Summer Internship at Liberty in North Korea

 

 

By 전서영

For a while, I was hesitant about sharing my summer internship story. The reason being was that my internship seemed to have nothing to do with translation, interpretation, or localization management. So why spend the time and energy in spilling out the beans? That was my attitude going into this particular internship—such sass, no? Luckily, the negativity did not last long.

To give you a bit of background, let me explain where my negative attitude stemmed from. Prior to my time at MIIS, I’ve studied film and worked in the film and media industry. I took on the risky adventure to come to MIIS and learn something completely brand new: a world called the meticulous art and science of language translation. Right around when internship applications began to roll in and out, I promised myself that I would land a translation and/or localization internship to make sure that I have something under my belt outside of school that pertains to my current studies.

Lo and behold, I got rejected by all the translation and localization internships. I ended up getting a videography internship at an NGO in Southern California. I felt like taking a step backwards. I sighed heavily at the thought of yet another media credit on my resume. I committed to the internship anyway. An experience is an experience, I thought.

(With the 2017 summer intern class)

 

Turned out it was the best decision I made. Liberty in North Korea is an NGO in a league of its own. Serving for the betterment of the North Korean people’s lives, LiNK is changing the international narrative about North Korea to focus on people over politics. LiNK is also rescuing countless North Korean refugees from China across a 3,000 mile journey into Southeast Asia, while assisting them to resettle successfully in either the United States or South Korea. Bottom line, LiNK is a game changer.

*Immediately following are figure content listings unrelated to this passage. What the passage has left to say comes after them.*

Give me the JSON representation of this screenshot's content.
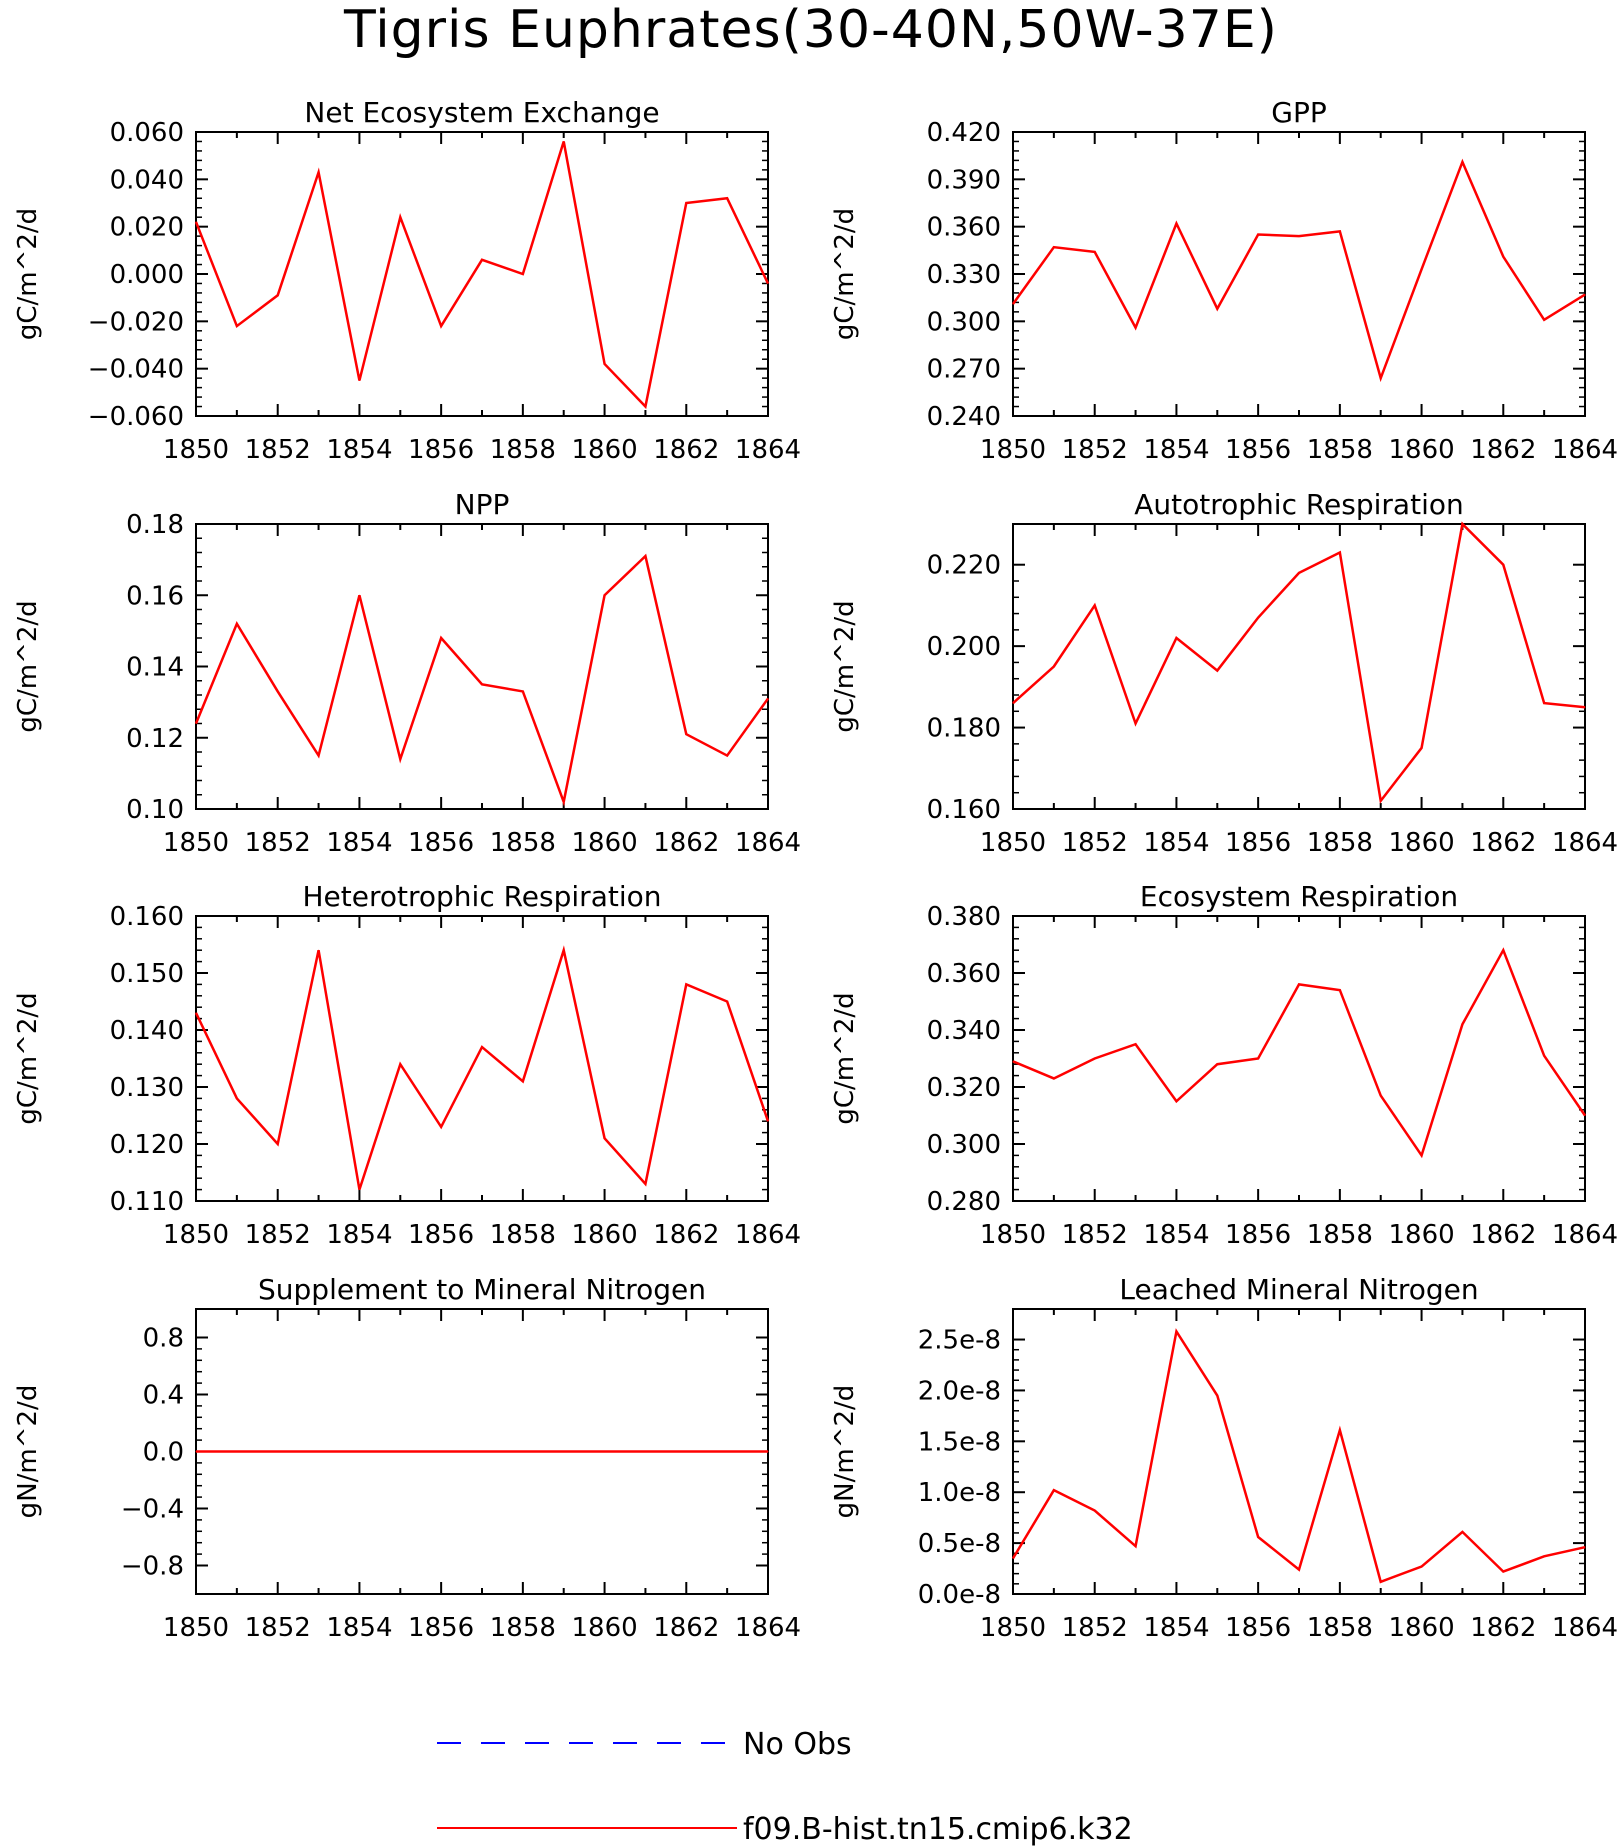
{
  "title": "Tigris Euphrates(30-40N,50W-37E)",
  "legend": [
    {
      "label": "No Obs",
      "color": "#0000ff",
      "style": "dashed"
    },
    {
      "label": "f09.B-hist.tn15.cmip6.k32",
      "color": "#ff0000",
      "style": "solid"
    }
  ],
  "chart_data": [
    {
      "type": "line",
      "title": "Net Ecosystem Exchange",
      "ylabel": "gC/m^2/d",
      "xlim": [
        1850,
        1864
      ],
      "xticks": [
        "1850",
        "1852",
        "1854",
        "1856",
        "1858",
        "1860",
        "1862",
        "1864"
      ],
      "ylim": [
        -0.06,
        0.06
      ],
      "yticks": [
        "-0.060",
        "-0.040",
        "-0.020",
        "0.000",
        "0.020",
        "0.040",
        "0.060"
      ],
      "x": [
        1850,
        1851,
        1852,
        1853,
        1854,
        1855,
        1856,
        1857,
        1858,
        1859,
        1860,
        1861,
        1862,
        1863,
        1864
      ],
      "series": [
        {
          "name": "f09.B-hist.tn15.cmip6.k32",
          "color": "#ff0000",
          "values": [
            0.022,
            -0.022,
            -0.009,
            0.043,
            -0.045,
            0.024,
            -0.022,
            0.006,
            0.0,
            0.056,
            -0.038,
            -0.056,
            0.03,
            0.032,
            -0.004
          ]
        }
      ]
    },
    {
      "type": "line",
      "title": "GPP",
      "ylabel": "gC/m^2/d",
      "xlim": [
        1850,
        1864
      ],
      "xticks": [
        "1850",
        "1852",
        "1854",
        "1856",
        "1858",
        "1860",
        "1862",
        "1864"
      ],
      "ylim": [
        0.24,
        0.42
      ],
      "yticks": [
        "0.240",
        "0.270",
        "0.300",
        "0.330",
        "0.360",
        "0.390",
        "0.420"
      ],
      "x": [
        1850,
        1851,
        1852,
        1853,
        1854,
        1855,
        1856,
        1857,
        1858,
        1859,
        1860,
        1861,
        1862,
        1863,
        1864
      ],
      "series": [
        {
          "name": "f09.B-hist.tn15.cmip6.k32",
          "color": "#ff0000",
          "values": [
            0.311,
            0.347,
            0.344,
            0.296,
            0.362,
            0.308,
            0.355,
            0.354,
            0.357,
            0.264,
            0.333,
            0.401,
            0.341,
            0.301,
            0.317
          ]
        }
      ]
    },
    {
      "type": "line",
      "title": "NPP",
      "ylabel": "gC/m^2/d",
      "xlim": [
        1850,
        1864
      ],
      "xticks": [
        "1850",
        "1852",
        "1854",
        "1856",
        "1858",
        "1860",
        "1862",
        "1864"
      ],
      "ylim": [
        0.1,
        0.18
      ],
      "yticks": [
        "0.10",
        "0.12",
        "0.14",
        "0.16",
        "0.18"
      ],
      "x": [
        1850,
        1851,
        1852,
        1853,
        1854,
        1855,
        1856,
        1857,
        1858,
        1859,
        1860,
        1861,
        1862,
        1863,
        1864
      ],
      "series": [
        {
          "name": "f09.B-hist.tn15.cmip6.k32",
          "color": "#ff0000",
          "values": [
            0.124,
            0.152,
            0.133,
            0.115,
            0.16,
            0.114,
            0.148,
            0.135,
            0.133,
            0.102,
            0.16,
            0.171,
            0.121,
            0.115,
            0.131
          ]
        }
      ]
    },
    {
      "type": "line",
      "title": "Autotrophic Respiration",
      "ylabel": "gC/m^2/d",
      "xlim": [
        1850,
        1864
      ],
      "xticks": [
        "1850",
        "1852",
        "1854",
        "1856",
        "1858",
        "1860",
        "1862",
        "1864"
      ],
      "ylim": [
        0.16,
        0.23
      ],
      "yticks": [
        "0.160",
        "0.180",
        "0.200",
        "0.220"
      ],
      "x": [
        1850,
        1851,
        1852,
        1853,
        1854,
        1855,
        1856,
        1857,
        1858,
        1859,
        1860,
        1861,
        1862,
        1863,
        1864
      ],
      "series": [
        {
          "name": "f09.B-hist.tn15.cmip6.k32",
          "color": "#ff0000",
          "values": [
            0.186,
            0.195,
            0.21,
            0.181,
            0.202,
            0.194,
            0.207,
            0.218,
            0.223,
            0.162,
            0.175,
            0.23,
            0.22,
            0.186,
            0.185
          ]
        }
      ]
    },
    {
      "type": "line",
      "title": "Heterotrophic Respiration",
      "ylabel": "gC/m^2/d",
      "xlim": [
        1850,
        1864
      ],
      "xticks": [
        "1850",
        "1852",
        "1854",
        "1856",
        "1858",
        "1860",
        "1862",
        "1864"
      ],
      "ylim": [
        0.11,
        0.16
      ],
      "yticks": [
        "0.110",
        "0.120",
        "0.130",
        "0.140",
        "0.150",
        "0.160"
      ],
      "x": [
        1850,
        1851,
        1852,
        1853,
        1854,
        1855,
        1856,
        1857,
        1858,
        1859,
        1860,
        1861,
        1862,
        1863,
        1864
      ],
      "series": [
        {
          "name": "f09.B-hist.tn15.cmip6.k32",
          "color": "#ff0000",
          "values": [
            0.143,
            0.128,
            0.12,
            0.154,
            0.112,
            0.134,
            0.123,
            0.137,
            0.131,
            0.154,
            0.121,
            0.113,
            0.148,
            0.145,
            0.124
          ]
        }
      ]
    },
    {
      "type": "line",
      "title": "Ecosystem Respiration",
      "ylabel": "gC/m^2/d",
      "xlim": [
        1850,
        1864
      ],
      "xticks": [
        "1850",
        "1852",
        "1854",
        "1856",
        "1858",
        "1860",
        "1862",
        "1864"
      ],
      "ylim": [
        0.28,
        0.38
      ],
      "yticks": [
        "0.280",
        "0.300",
        "0.320",
        "0.340",
        "0.360",
        "0.380"
      ],
      "x": [
        1850,
        1851,
        1852,
        1853,
        1854,
        1855,
        1856,
        1857,
        1858,
        1859,
        1860,
        1861,
        1862,
        1863,
        1864
      ],
      "series": [
        {
          "name": "f09.B-hist.tn15.cmip6.k32",
          "color": "#ff0000",
          "values": [
            0.329,
            0.323,
            0.33,
            0.335,
            0.315,
            0.328,
            0.33,
            0.356,
            0.354,
            0.317,
            0.296,
            0.342,
            0.368,
            0.331,
            0.31
          ]
        }
      ]
    },
    {
      "type": "line",
      "title": "Supplement to Mineral Nitrogen",
      "ylabel": "gN/m^2/d",
      "xlim": [
        1850,
        1864
      ],
      "xticks": [
        "1850",
        "1852",
        "1854",
        "1856",
        "1858",
        "1860",
        "1862",
        "1864"
      ],
      "ylim": [
        -1.0,
        1.0
      ],
      "yticks": [
        "-0.8",
        "-0.4",
        "0.0",
        "0.4",
        "0.8"
      ],
      "ytick_values": [
        -0.8,
        -0.4,
        0.0,
        0.4,
        0.8
      ],
      "x": [
        1850,
        1851,
        1852,
        1853,
        1854,
        1855,
        1856,
        1857,
        1858,
        1859,
        1860,
        1861,
        1862,
        1863,
        1864
      ],
      "series": [
        {
          "name": "f09.B-hist.tn15.cmip6.k32",
          "color": "#ff0000",
          "values": [
            0,
            0,
            0,
            0,
            0,
            0,
            0,
            0,
            0,
            0,
            0,
            0,
            0,
            0,
            0
          ]
        }
      ]
    },
    {
      "type": "line",
      "title": "Leached Mineral Nitrogen",
      "ylabel": "gN/m^2/d",
      "xlim": [
        1850,
        1864
      ],
      "xticks": [
        "1850",
        "1852",
        "1854",
        "1856",
        "1858",
        "1860",
        "1862",
        "1864"
      ],
      "ylim": [
        0.0,
        2.8e-08
      ],
      "yticks": [
        "0.0e-8",
        "0.5e-8",
        "1.0e-8",
        "1.5e-8",
        "2.0e-8",
        "2.5e-8"
      ],
      "ytick_values": [
        0.0,
        5e-09,
        1e-08,
        1.5e-08,
        2e-08,
        2.5e-08
      ],
      "x": [
        1850,
        1851,
        1852,
        1853,
        1854,
        1855,
        1856,
        1857,
        1858,
        1859,
        1860,
        1861,
        1862,
        1863,
        1864
      ],
      "series": [
        {
          "name": "f09.B-hist.tn15.cmip6.k32",
          "color": "#ff0000",
          "values": [
            3.5e-09,
            1.02e-08,
            8.2e-09,
            4.7e-09,
            2.58e-08,
            1.95e-08,
            5.6e-09,
            2.4e-09,
            1.61e-08,
            1.2e-09,
            2.7e-09,
            6.1e-09,
            2.2e-09,
            3.7e-09,
            4.6e-09
          ]
        }
      ]
    }
  ]
}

As soon as I walked in those doors to the LiNK office, I was instantaneously drawn to the incredible staff and the friendly environment they had built for us. Our entire intern class became one of my closest group of friends and partners in crime. And it was only the beginning.

I had the chance to film and edit videos for LiNK’s website and social media presence, sharing our stories and, of course, those of our North Korean friends. It was certainly a privilege and an honor to hear and share their stories as well as the progress of our own work. In fact, our class was extremely lucky enough to meet as many as eight North Korean friends over the course of our internship. Hearing their stories firsthand was an invaluable experience. It inspired us to work harder for our end goal: to empower and stand alongside the North Korean people.

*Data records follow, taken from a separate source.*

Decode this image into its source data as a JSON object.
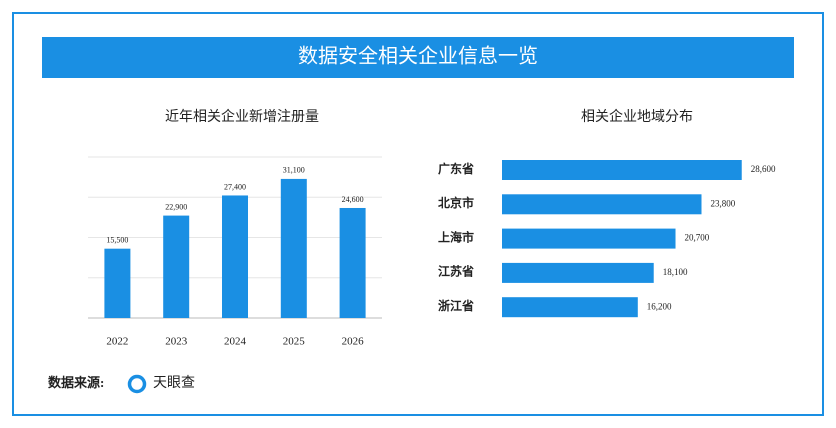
{
  "title": "数据安全相关企业信息一览",
  "chart_data": [
    {
      "type": "bar",
      "title": "近年相关企业新增注册量",
      "categories": [
        "2022",
        "2023",
        "2024",
        "2025",
        "2026"
      ],
      "values": [
        15500,
        22900,
        27400,
        31100,
        24600
      ],
      "value_labels": [
        "15,500",
        "22,900",
        "27,400",
        "31,100",
        "24,600"
      ],
      "color": "#1a8fe3",
      "ylim": [
        0,
        36000
      ],
      "yticks": [
        0,
        9000,
        18000,
        27000,
        36000
      ],
      "grid": true
    },
    {
      "type": "hbar",
      "title": "相关企业地域分布",
      "categories": [
        "广东省",
        "北京市",
        "上海市",
        "江苏省",
        "浙江省"
      ],
      "values": [
        28600,
        23800,
        20700,
        18100,
        16200
      ],
      "value_labels": [
        "28,600",
        "23,800",
        "20,700",
        "18,100",
        "16,200"
      ],
      "color": "#1a8fe3",
      "xlim": [
        0,
        34000
      ]
    }
  ],
  "source": {
    "label": "数据来源:",
    "name": "天眼查"
  }
}
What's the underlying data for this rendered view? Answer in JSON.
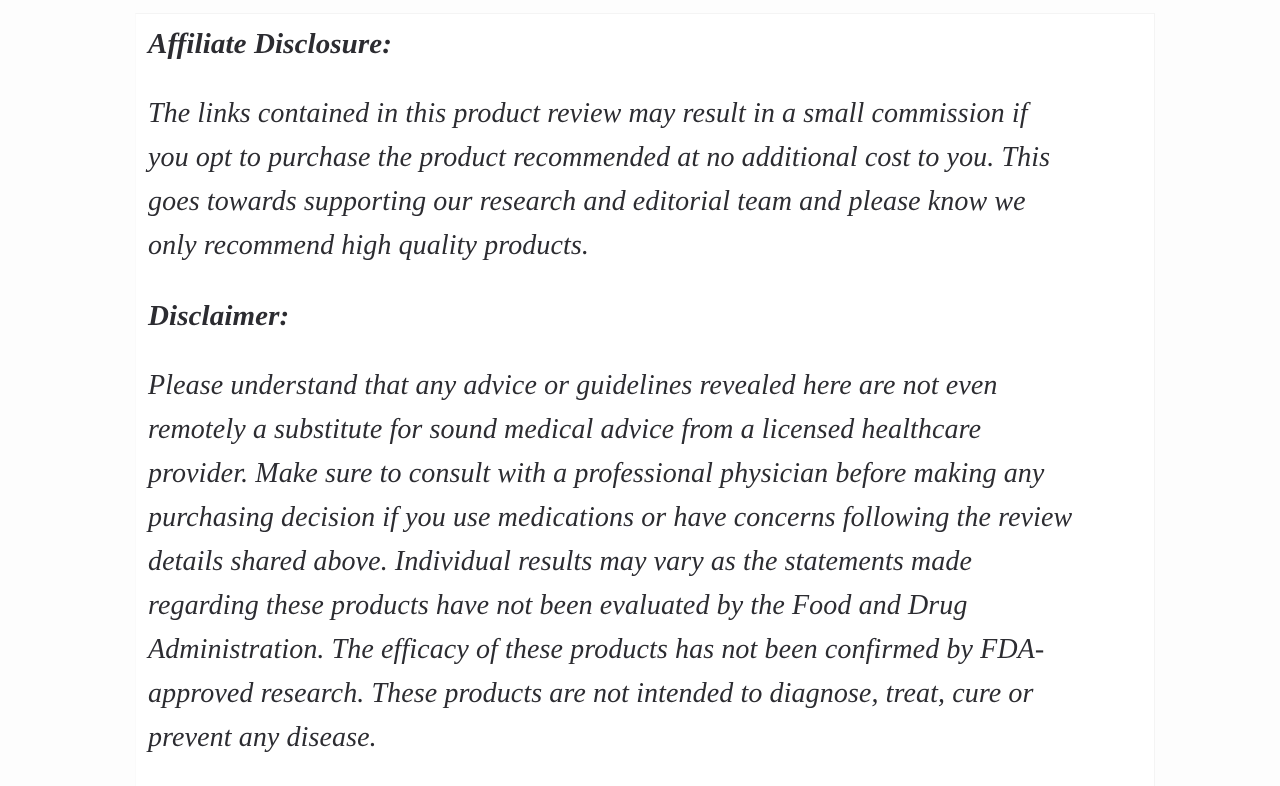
{
  "page": {
    "background_color": "#fdfdfd",
    "card_color": "#ffffff",
    "text_color": "#2c2c31"
  },
  "article": {
    "affiliate": {
      "heading": "Affiliate Disclosure:",
      "paragraph": "The links contained in this product review may result in a small commission if\nyou opt to purchase the product recommended at no additional cost to you. This\ngoes towards supporting our research and editorial team and please know we\nonly recommend high quality products."
    },
    "disclaimer": {
      "heading": "Disclaimer:",
      "paragraph": "Please understand that any advice or guidelines revealed here are not even\nremotely a substitute for sound medical advice from a licensed healthcare\nprovider. Make sure to consult with a professional physician before making any\npurchasing decision if you use medications or have concerns following the review\ndetails shared above. Individual results may vary as the statements made\nregarding these products have not been evaluated by the Food and Drug\nAdministration. The efficacy of these products has not been confirmed by FDA-\napproved research. These products are not intended to diagnose, treat, cure or\nprevent any disease."
    }
  }
}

Personally, I was extremely fortunate in that I actually ended up working on not only film work but also translation, interpretation, and translation management work. And to think that I was skeptical about this internship because it did not pertain to my current major—yikes, that would have been a heavy blow on my part. You just need to stay open-minded because you seriously never know what hand you’re going to get dealt next. While filming and editing, I also managed the translation process for our hours-long interviews of North Korean refugees with translators at HQ and over at the Seoul office; I translated a short film screenplay as a part of LiNK’s new project with some creative liberty; and I interpreted for our North Korean friends while they were sharing their life journey to some of our non-Korean speakers. Essentially, I accomplished everything I wanted to do over this summer.

LiNK gave me two major lessons: 1) be open-minded and work hard in the circumstances thrown at you—you never know how you’ll find something new to be grateful for; 2) it is possible to work with like-minded and passionate people who truly care about their work, so it’s okay to dream about that ideal work environment—it’s definitely out there. Suffice it to say, LiNK has definitely spoiled me with its great people and great work. But boy, I would have missed out on so much if I did not take on this internship.